August 10, 2009

Telling Your Family That You Are An Atheist

A family posing for a group photo socializes t...Image via Wikipedia
Disclosing one's atheism to one's family is often one of the most dreaded experiences many atheists will face. While it is certainly safer to wait until one is an adult and no longer living in one's parents' home before choosing to reveal one's atheism, age does not not necessarily make the experience of doing so any easier. In fact, it is quite normal to be fearful of making such a disclosure even as a young adult who is no longer living in the family home.

Our anxiety tends to focus on the manner in which disclosing atheism may affect how we are perceived and treated by our family. It is important to recognize that the impact of such a disclosure may be much broader than this. The way in which many faith communities shield members from outsiders in order to prevent exposure to contrary ideas often means that someone disclosing atheism risks more than the disapproval of the immediate family. The disclosure of atheism to one's family may entail losing access to one's entire support network.

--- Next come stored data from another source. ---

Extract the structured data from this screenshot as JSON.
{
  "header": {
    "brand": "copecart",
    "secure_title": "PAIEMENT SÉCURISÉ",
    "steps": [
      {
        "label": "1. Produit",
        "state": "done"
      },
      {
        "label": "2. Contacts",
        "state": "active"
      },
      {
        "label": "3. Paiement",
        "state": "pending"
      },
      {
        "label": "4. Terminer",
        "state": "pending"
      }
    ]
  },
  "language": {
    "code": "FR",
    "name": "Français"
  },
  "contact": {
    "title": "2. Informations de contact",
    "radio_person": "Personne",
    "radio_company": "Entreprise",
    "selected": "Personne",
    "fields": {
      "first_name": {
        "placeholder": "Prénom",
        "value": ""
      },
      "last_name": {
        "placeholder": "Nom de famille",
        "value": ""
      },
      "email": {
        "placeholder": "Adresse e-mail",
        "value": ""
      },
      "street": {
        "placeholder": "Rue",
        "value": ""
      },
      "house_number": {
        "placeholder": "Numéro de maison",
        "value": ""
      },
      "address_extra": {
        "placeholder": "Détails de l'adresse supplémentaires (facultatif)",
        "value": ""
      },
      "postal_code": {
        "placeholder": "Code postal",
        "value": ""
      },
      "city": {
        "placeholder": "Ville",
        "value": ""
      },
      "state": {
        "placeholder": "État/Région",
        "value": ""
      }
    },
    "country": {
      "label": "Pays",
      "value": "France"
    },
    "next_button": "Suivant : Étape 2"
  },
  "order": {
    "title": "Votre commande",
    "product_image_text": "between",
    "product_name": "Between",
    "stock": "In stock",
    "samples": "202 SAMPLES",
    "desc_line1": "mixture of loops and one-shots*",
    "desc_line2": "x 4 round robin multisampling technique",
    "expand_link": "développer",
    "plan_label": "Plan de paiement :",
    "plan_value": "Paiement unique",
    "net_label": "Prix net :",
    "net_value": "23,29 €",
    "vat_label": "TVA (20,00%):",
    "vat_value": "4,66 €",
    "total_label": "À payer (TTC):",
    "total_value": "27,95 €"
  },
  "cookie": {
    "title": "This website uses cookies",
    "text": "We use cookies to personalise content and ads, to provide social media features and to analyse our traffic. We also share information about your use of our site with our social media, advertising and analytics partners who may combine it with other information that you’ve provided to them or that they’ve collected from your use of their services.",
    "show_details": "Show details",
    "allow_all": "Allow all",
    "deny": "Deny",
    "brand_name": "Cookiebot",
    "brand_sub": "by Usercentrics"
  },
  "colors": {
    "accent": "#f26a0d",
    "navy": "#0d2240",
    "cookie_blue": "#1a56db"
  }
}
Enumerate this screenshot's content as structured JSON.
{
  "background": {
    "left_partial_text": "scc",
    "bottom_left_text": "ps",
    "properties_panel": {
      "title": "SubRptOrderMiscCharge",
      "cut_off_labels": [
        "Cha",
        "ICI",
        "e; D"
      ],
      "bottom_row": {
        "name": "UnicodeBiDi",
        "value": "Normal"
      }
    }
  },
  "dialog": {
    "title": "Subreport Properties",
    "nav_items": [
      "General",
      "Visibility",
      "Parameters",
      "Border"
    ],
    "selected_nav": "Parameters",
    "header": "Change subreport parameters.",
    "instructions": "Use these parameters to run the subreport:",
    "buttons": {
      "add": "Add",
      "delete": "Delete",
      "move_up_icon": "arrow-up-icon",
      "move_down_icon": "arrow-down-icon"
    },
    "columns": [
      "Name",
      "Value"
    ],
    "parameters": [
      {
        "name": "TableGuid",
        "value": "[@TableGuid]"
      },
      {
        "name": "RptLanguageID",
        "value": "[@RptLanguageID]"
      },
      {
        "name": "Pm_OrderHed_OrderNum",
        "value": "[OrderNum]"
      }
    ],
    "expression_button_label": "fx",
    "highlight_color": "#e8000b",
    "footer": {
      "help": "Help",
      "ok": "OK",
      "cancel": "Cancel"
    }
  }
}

As Richard Collins wrote at End Hereditary Religion (update: link no longer active),
Depending upon how insular their faith community was, leaving can be a wrenching, depressing experience that they face alone. The church and the people they have known all their lives are often the newly converted apostate’s only friends. Since leaving is seen as disloyal and a betrayal, their friends often abandon them. Millions of people leave a faith community every year and the pain they suffer is one of the dark shameful secrets that goes unrevealed in the major media and that is systematically covered up by the churches.